昨日は、珍しく誰も来なかったのかもしれない。

まずは、チョコレートを冷蔵庫へ入れ、寝室へむかう。

クローゼットを開け放ち、わたしが置きっぱなしにしていた服たちを次々床へ積み上げる。


(ああ、これ……蒼が気に入ってたんだっけ)


奥の方に押し込まれていた、懐かしい部屋着を見つけ、手を止める。

かわいらしいピンクと白の横縞の部屋着は、まったくわたしの趣味ではない。
もこもこふわふわの触り心地を蒼が気に入って、勝手に買ったのだ。

蒼の部屋でイチャイチャしながらゆっくりすることがなくなってからは、ずっとクローゼットの奥に押し込まれたまま。

すっかり冷たくなって弾力を失っていた。


(もう二度と着ることは、ない)


ゴミ袋へ落とし、溜息を吐く。

次は、バスルーム。

シャンプーの類、使い古したバスタオル。歯ブラシ、ヘアバンド。鏡裏に置いていた化粧水や簡単なメイク道具。

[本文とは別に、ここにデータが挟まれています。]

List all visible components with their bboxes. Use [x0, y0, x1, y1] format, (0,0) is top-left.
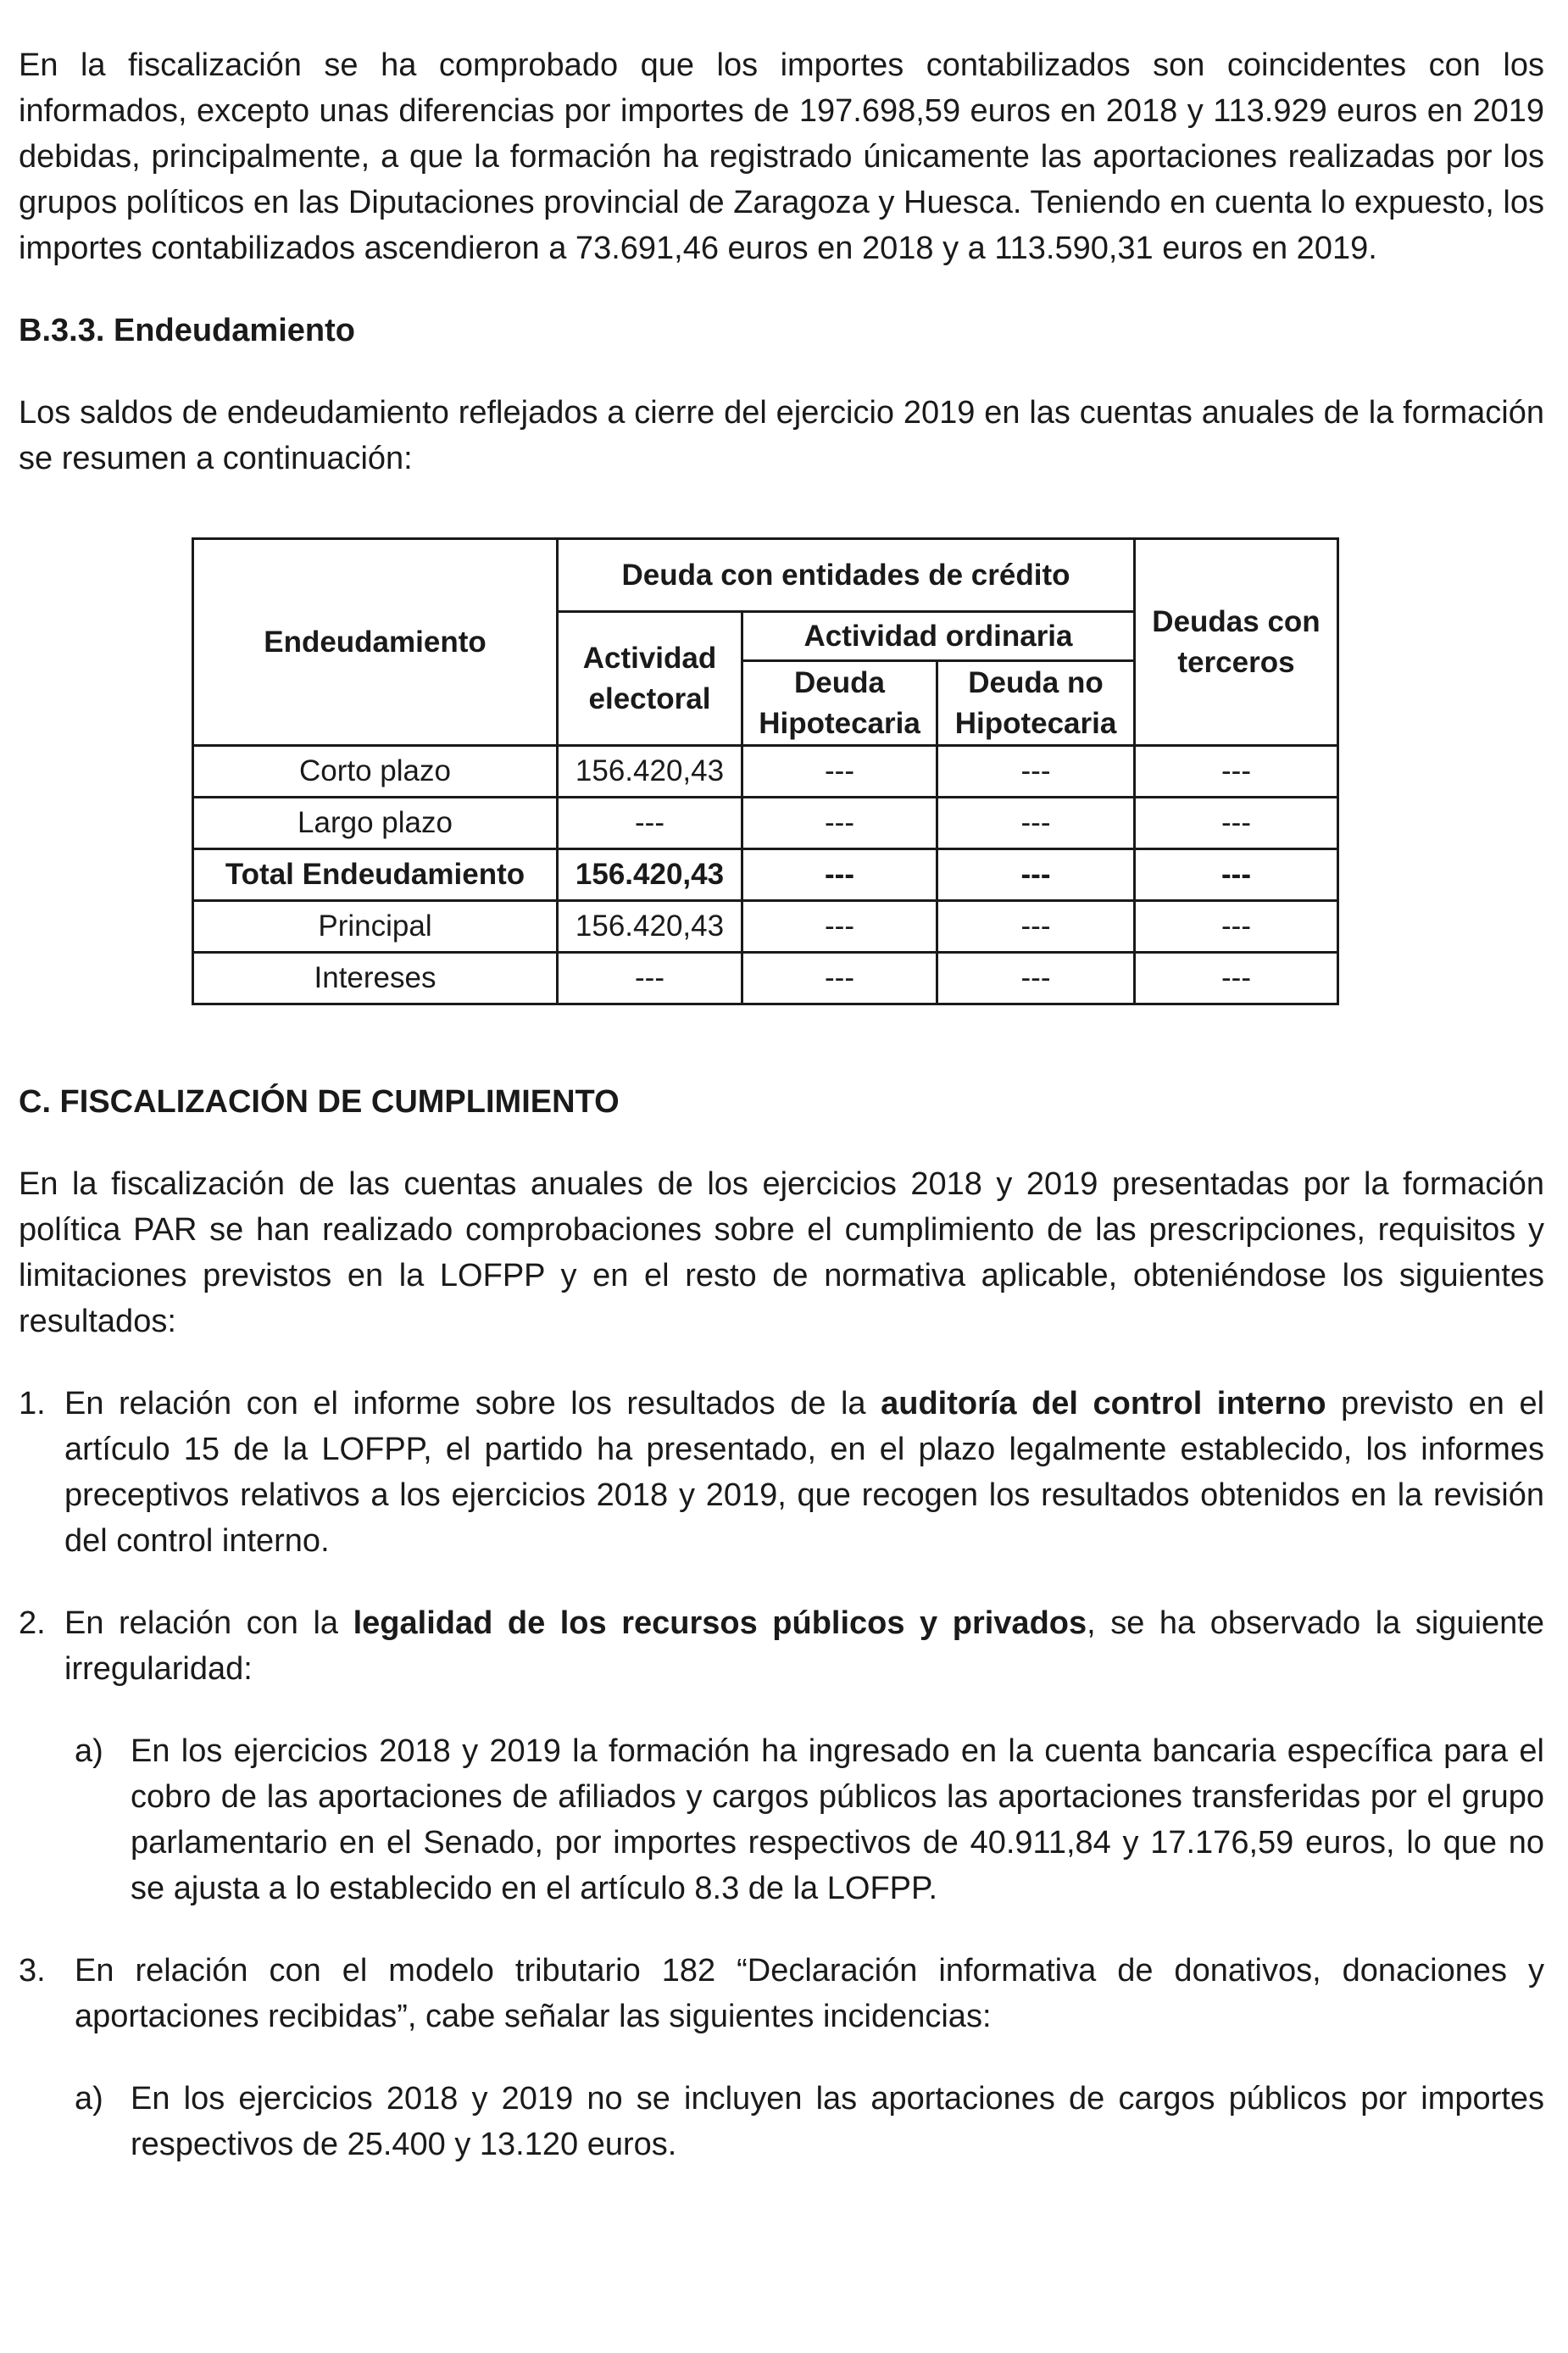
- header-deuda-credito: Deuda con entidades de crédito: [558, 539, 1135, 612]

わたしのものではない、『誰か』のものを除いて、全部処分した。

ペアで購入した食器類も、全部処分する。
わたしが料理をするときにしか使っていなかったから、なくなっても蒼の生活には差し支えないはずだ。

リビングに、わたしのものはわずかしかない。

でも、手にする一つ一つが、蒼との思い出をよみがえらせた。

毎回、同じところで二人とも笑ってしまうコメディ映画のDVD。
いつも奪い合いになっていた、肉球クッション。
わたしの知らぬ間に、蒼が底に「禁煙!」と書いた灰皿。
おしゃれな額縁に入れられた、わたし作の下手すぎる蒼の似顔絵。

感傷的にならないよう、歯を食いしばる。

パンパンになったゴミ袋は四つ。
エレベーターで往復し、一階のごみ置き場へ運び終えた時には、十時を過ぎていた。


(なんだか……あんまり変化ないかも?)


表面上、部屋の中は何も変わっていないように見えた。

蒼は、梱包も引っ越し業者に任せると言っていたから、なくなったことにすら気づかないかもしれない。